Symbols are powerful communication tools. They convey considerable meaning in an immediately recognizable form, and the power they can have is tremendous. Consider the reverence or passion that the American flag, the Star of David, and the Christian cross evoke, and the impact of symbols is readily apparent. The alt-right’s use of Internet memes to advance or express its beliefs, often on websites such as 4chan, has been widely reported. What is next? Will we soon see Sonic the Hedgehog sporting a Hitler moustach, or Bugs Bunny with a white hood over his head? Pikachu with a Star of David with a red slash through it? The possibilities are limitless.

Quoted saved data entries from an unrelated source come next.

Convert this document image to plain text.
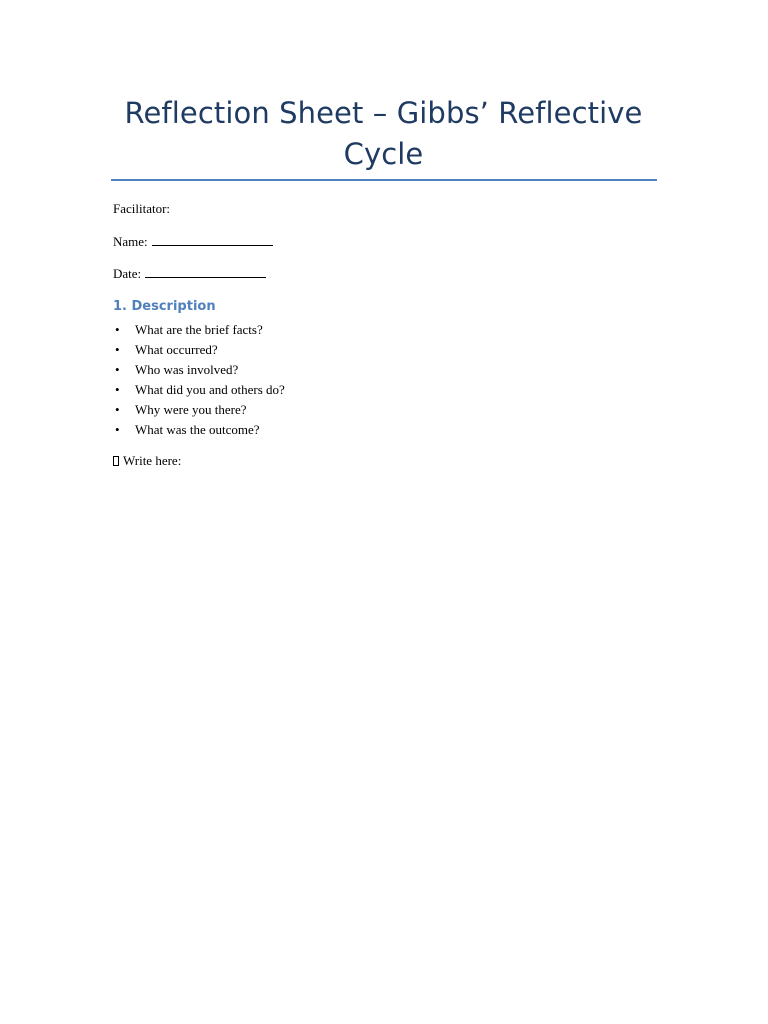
Reflection Sheet – Gibbs’ Reflective Cycle
Facilitator:
Name:
Date:
1. Description
• What are the brief facts?
• What occurred?
• Who was involved?
• What did you and others do?
• Why were you there?
• What was the outcome?
Write here:
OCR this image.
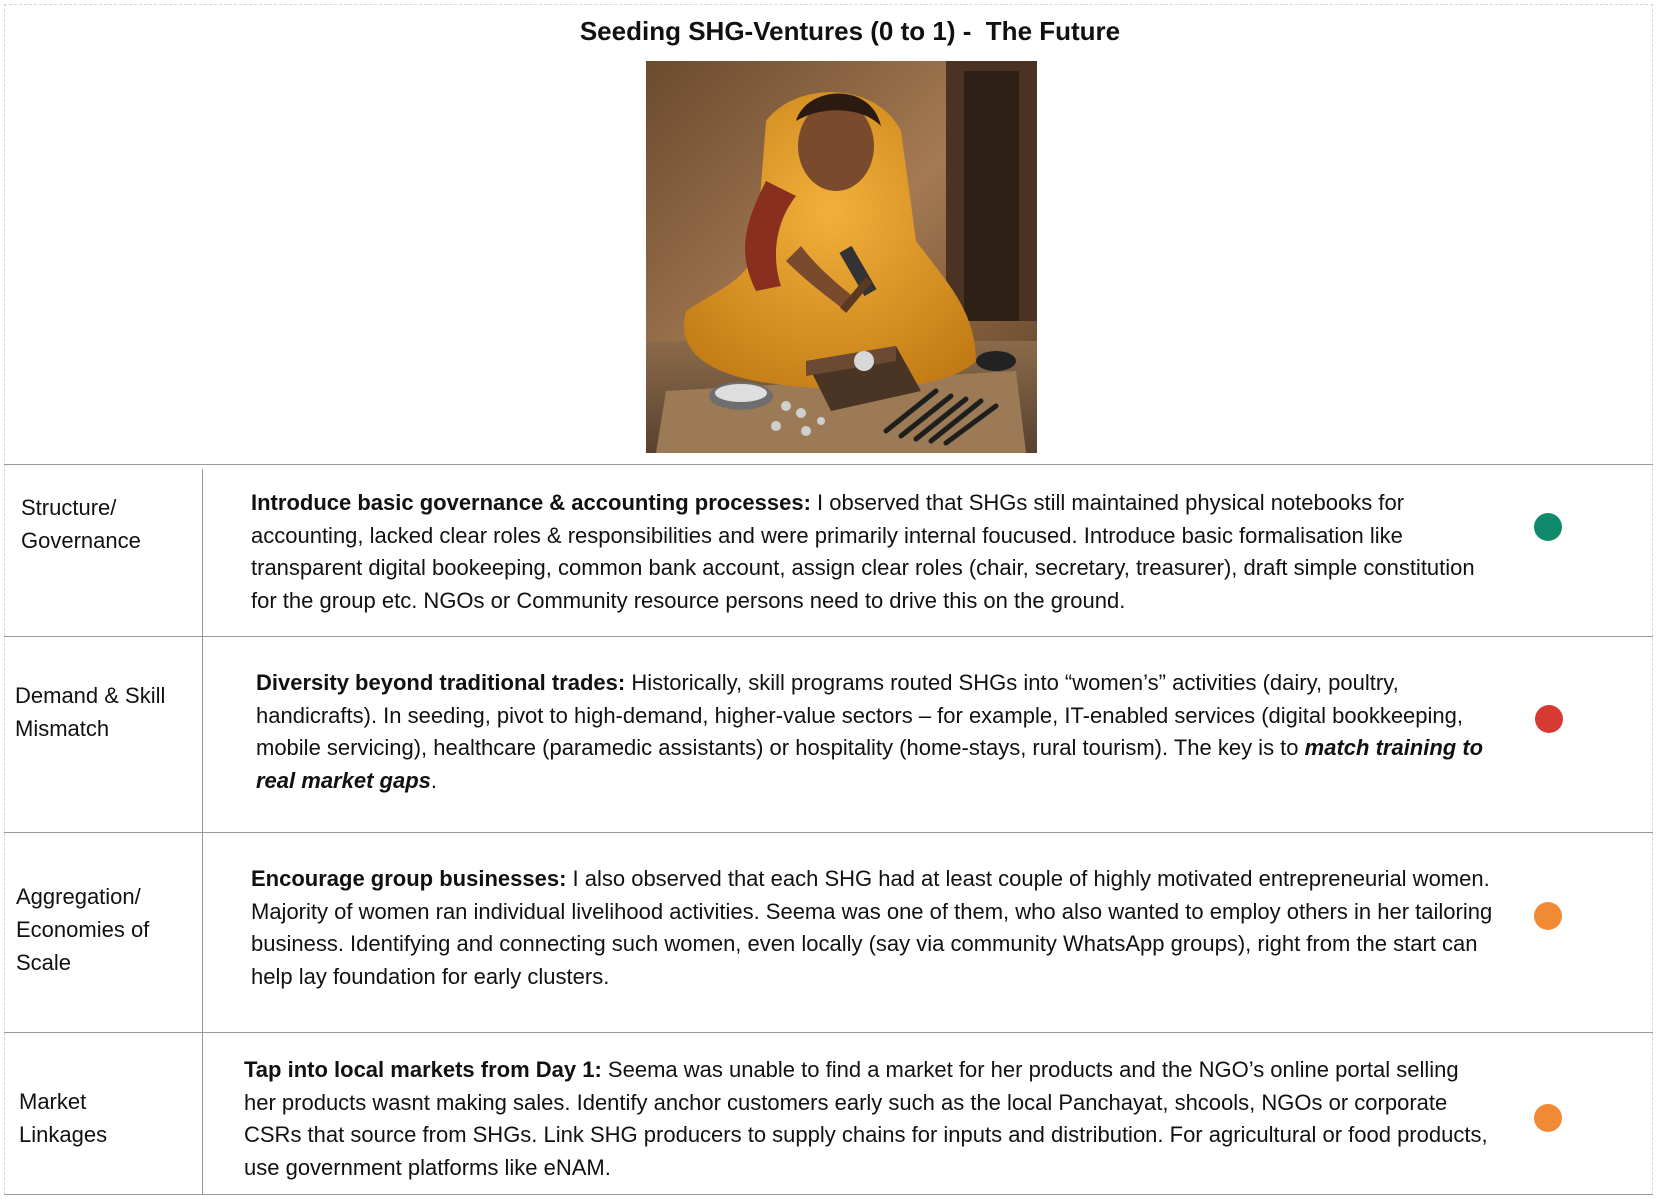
Seeding SHG-Ventures (0 to 1) -  The Future
Structure/
Governance
Introduce basic governance & accounting processes: I observed that SHGs still maintained physical notebooks for accounting, lacked clear roles & responsibilities and were primarily internal foucused. Introduce basic formalisation like transparent digital bookeeping, common bank account, assign clear roles (chair, secretary, treasurer), draft simple constitution for the group etc. NGOs or Community resource persons need to drive this on the ground.
Demand & Skill
Mismatch
Diversity beyond traditional trades: Historically, skill programs routed SHGs into “women’s” activities (dairy, poultry, handicrafts). In seeding, pivot to high-demand, higher-value sectors – for example, IT-enabled services (digital bookkeeping, mobile servicing), healthcare (paramedic assistants) or hospitality (home-stays, rural tourism). The key is to match training to real market gaps.
Aggregation/
Economies of
Scale
Encourage group businesses: I also observed that each SHG had at least couple of highly motivated entrepreneurial women. Majority of women ran individual livelihood activities. Seema was one of them, who also wanted to employ others in her tailoring business. Identifying and connecting such women, even locally (say via community WhatsApp groups), right from the start can help lay foundation for early clusters.
Market
Linkages
Tap into local markets from Day 1: Seema was unable to find a market for her products and the NGO’s online portal selling her products wasnt making sales. Identify anchor customers early such as the local Panchayat, shcools, NGOs or corporate CSRs that source from SHGs. Link SHG producers to supply chains for inputs and distribution. For agricultural or food products, use government platforms like eNAM.
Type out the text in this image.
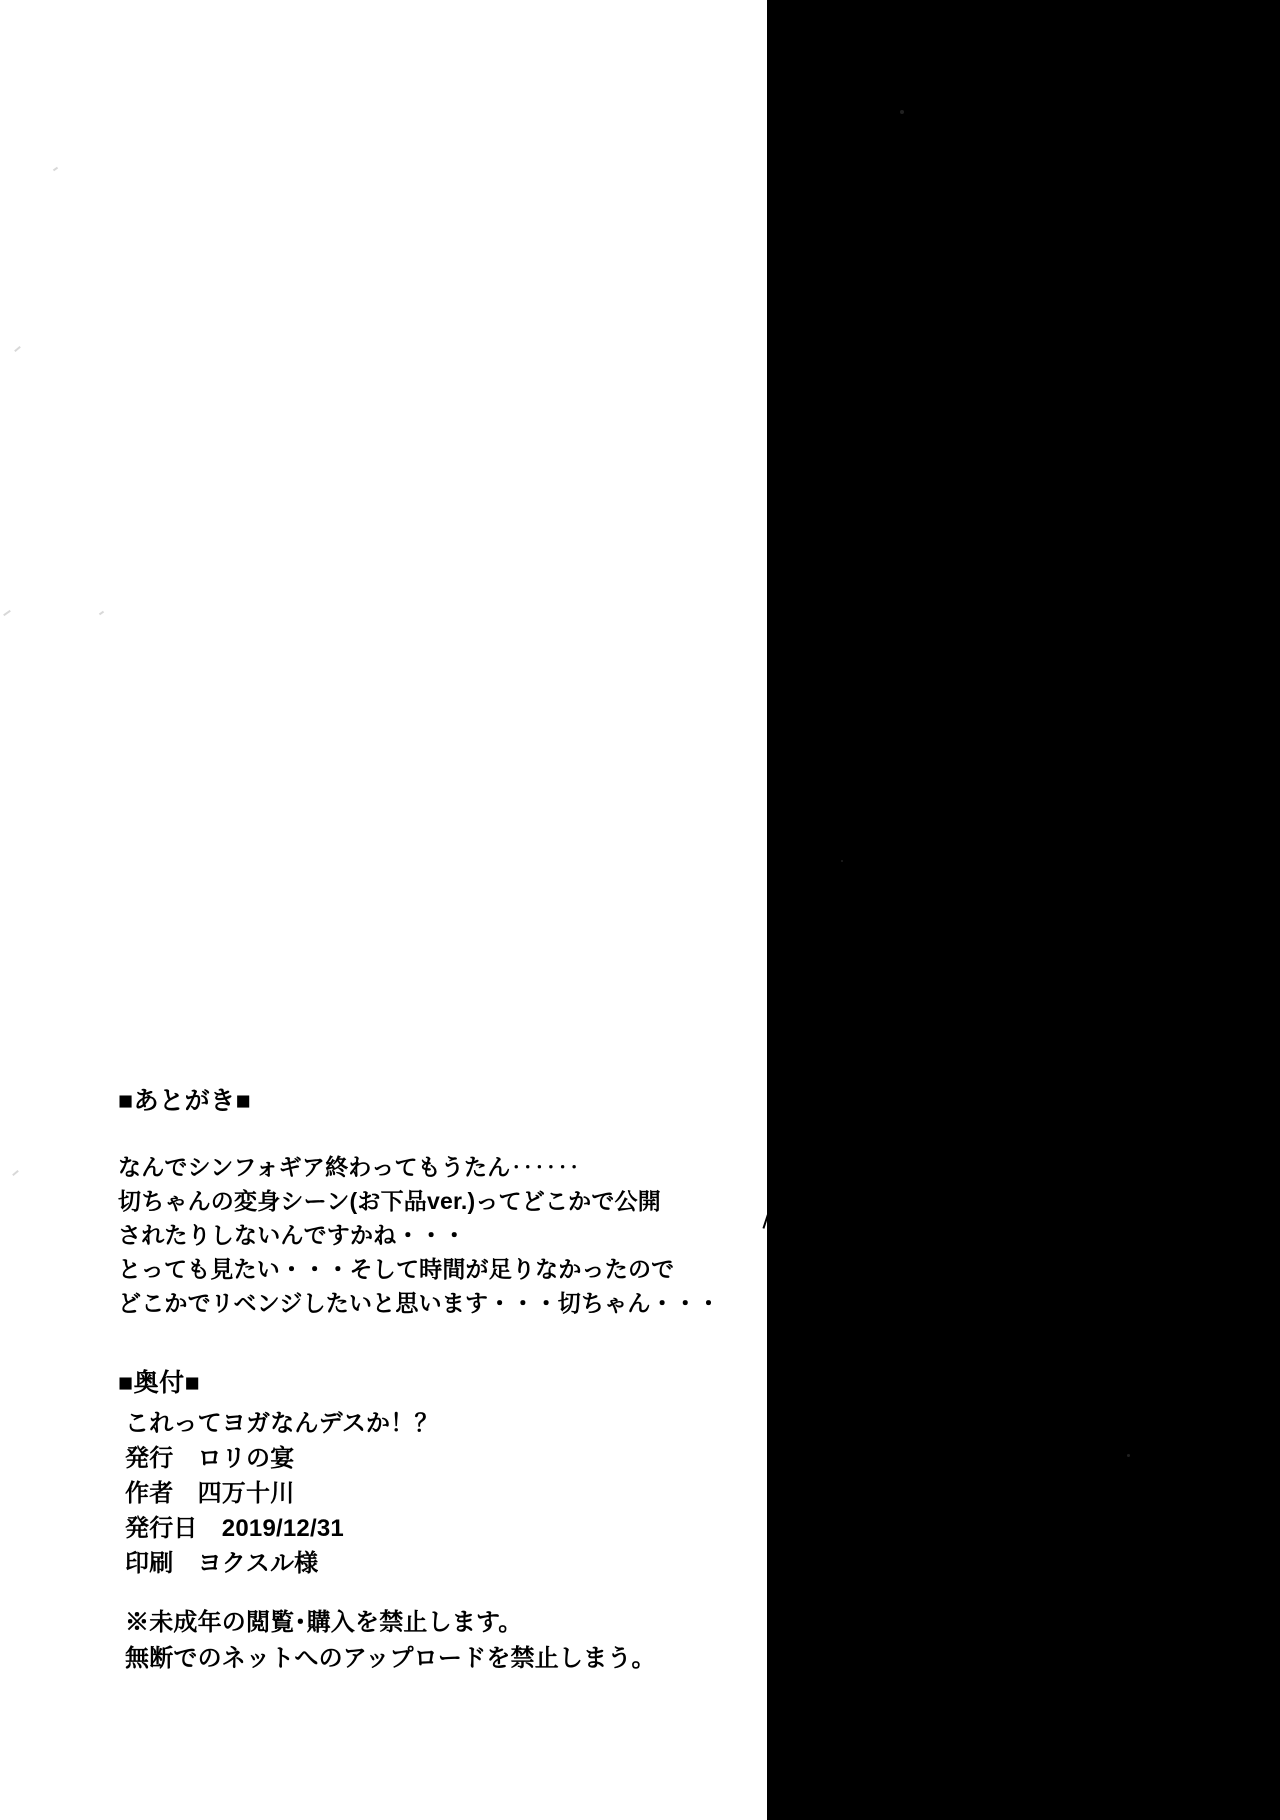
■あとがき■
なんでシンフォギア終わってもうたん‥‥‥
切ちゃんの変身シーン(お下品ver.)ってどこかで公開
されたりしないんですかね・・・
とっても見たい・・・そして時間が足りなかったので
どこかでリベンジしたいと思います・・・切ちゃん・・・
■奥付■
これってヨガなんデスか！？
発行　ロリの宴
作者　四万十川
発行日　2019/12/31
印刷　ヨクスル様
※未成年の閲覧･購入を禁止します。
無断でのネットへのアップロードを禁止しまう。
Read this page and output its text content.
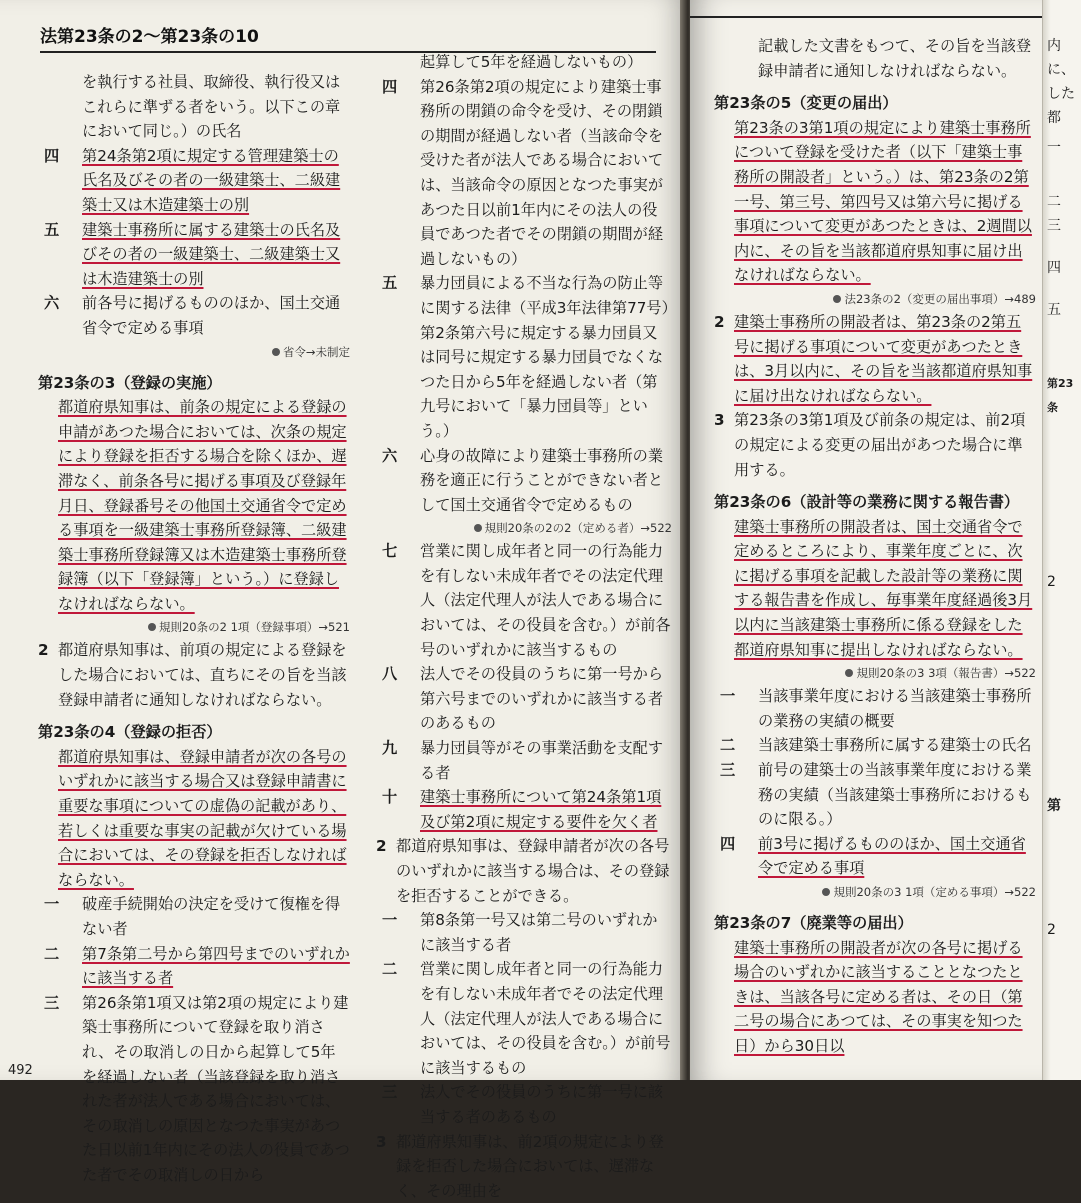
法第23条の2～第23条の10
を執行する社員、取締役、執行役又はこれらに準ずる者をいう。以下この章において同じ。）の氏名
四	第24条第2項に規定する管理建築士の氏名及びその者の一級建築士、二級建築士又は木造建築士の別
五	建築士事務所に属する建築士の氏名及びその者の一級建築士、二級建築士又は木造建築士の別
六	前各号に掲げるもののほか、国土交通省令で定める事項
省令→未制定
第23条の3（登録の実施）
都道府県知事は、前条の規定による登録の申請があつた場合においては、次条の規定により登録を拒否する場合を除くほか、遅滞なく、前条各号に掲げる事項及び登録年月日、登録番号その他国土交通省令で定める事項を一級建築士事務所登録簿、二級建築士事務所登録簿又は木造建築士事務所登録簿（以下「登録簿」という。）に登録しなければならない。
規則20条の2 1項（登録事項）→521
2 都道府県知事は、前項の規定による登録をした場合においては、直ちにその旨を当該登録申請者に通知しなければならない。
第23条の4（登録の拒否）
都道府県知事は、登録申請者が次の各号のいずれかに該当する場合又は登録申請書に重要な事項についての虚偽の記載があり、若しくは重要な事実の記載が欠けている場合においては、その登録を拒否しなければならない。
一	破産手続開始の決定を受けて復権を得ない者
二	第7条第二号から第四号までのいずれかに該当する者
三	第26条第1項又は第2項の規定により建築士事務所について登録を取り消され、その取消しの日から起算して5年を経過しない者（当該登録を取り消された者が法人である場合においては、その取消しの原因となつた事実があつた日以前1年内にその法人の役員であつた者でその取消しの日から
起算して5年を経過しないもの）
四	第26条第2項の規定により建築士事務所の閉鎖の命令を受け、その閉鎖の期間が経過しない者（当該命令を受けた者が法人である場合においては、当該命令の原因となつた事実があつた日以前1年内にその法人の役員であつた者でその閉鎖の期間が経過しないもの）
五	暴力団員による不当な行為の防止等に関する法律（平成3年法律第77号）第2条第六号に規定する暴力団員又は同号に規定する暴力団員でなくなつた日から5年を経過しない者（第九号において「暴力団員等」という。）
六	心身の故障により建築士事務所の業務を適正に行うことができない者として国土交通省令で定めるもの
規則20条の2の2（定める者）→522
七	営業に関し成年者と同一の行為能力を有しない未成年者でその法定代理人（法定代理人が法人である場合においては、その役員を含む。）が前各号のいずれかに該当するもの
八	法人でその役員のうちに第一号から第六号までのいずれかに該当する者のあるもの
九	暴力団員等がその事業活動を支配する者
十	建築士事務所について第24条第1項及び第2項に規定する要件を欠く者
2 都道府県知事は、登録申請者が次の各号のいずれかに該当する場合は、その登録を拒否することができる。
一	第8条第一号又は第二号のいずれかに該当する者
二	営業に関し成年者と同一の行為能力を有しない未成年者でその法定代理人（法定代理人が法人である場合においては、その役員を含む。）が前号に該当するもの
三	法人でその役員のうちに第一号に該当する者のあるもの
3 都道府県知事は、前2項の規定により登録を拒否した場合においては、遅滞なく、その理由を
492
記載した文書をもつて、その旨を当該登録申請者に通知しなければならない。
第23条の5（変更の届出）
第23条の3第1項の規定により建築士事務所について登録を受けた者（以下「建築士事務所の開設者」という。）は、第23条の2第一号、第三号、第四号又は第六号に掲げる事項について変更があつたときは、2週間以内に、その旨を当該都道府県知事に届け出なければならない。
法23条の2（変更の届出事項）→489
2 建築士事務所の開設者は、第23条の2第五号に掲げる事項について変更があつたときは、3月以内に、その旨を当該都道府県知事に届け出なければならない。
3 第23条の3第1項及び前条の規定は、前2項の規定による変更の届出があつた場合に準用する。
第23条の6（設計等の業務に関する報告書）
建築士事務所の開設者は、国土交通省令で定めるところにより、事業年度ごとに、次に掲げる事項を記載した設計等の業務に関する報告書を作成し、毎事業年度経過後3月以内に当該建築士事務所に係る登録をした都道府県知事に提出しなければならない。
規則20条の3 3項（報告書）→522
一	当該事業年度における当該建築士事務所の業務の実績の概要
二	当該建築士事務所に属する建築士の氏名
三	前号の建築士の当該事業年度における業務の実績（当該建築士事務所におけるものに限る。）
四	前3号に掲げるもののほか、国土交通省令で定める事項
規則20条の3 1項（定める事項）→522
第23条の7（廃業等の届出）
建築士事務所の開設者が次の各号に掲げる場合のいずれかに該当することとなつたときは、当該各号に定める者は、その日（第二号の場合にあつては、その事実を知つた日）から30日以
内に、
した都
一
二
三
四
五
第23条
2
第
2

This, then, is the legacy of the Trump campaign. The obvious intent being to reverse all the good that has been done by such honourable figures such as Dr. Martin Luther King, John Lewis, Roy Wilkins, John F. Kennedy, Thurgood Marshall, President Barack Obama and many others too numerous to name here. The obvious intent being to undermine the strides toward “all men are created equal” that we have struggled for since the inception of our democracy. Make no mistake, racism, anti-Semitism, anti-LGBT … they are ugly. People who support any of these -isms or identify with groups who support them are ugly. That is a universal truth, make of it what you will. Donald Trump has brought about this toxic environment and it is gaining momentum. We must stop it, but I fear it will take time and in the interim, lives will be lost. This is about more than just a cartoon frog. Think about it.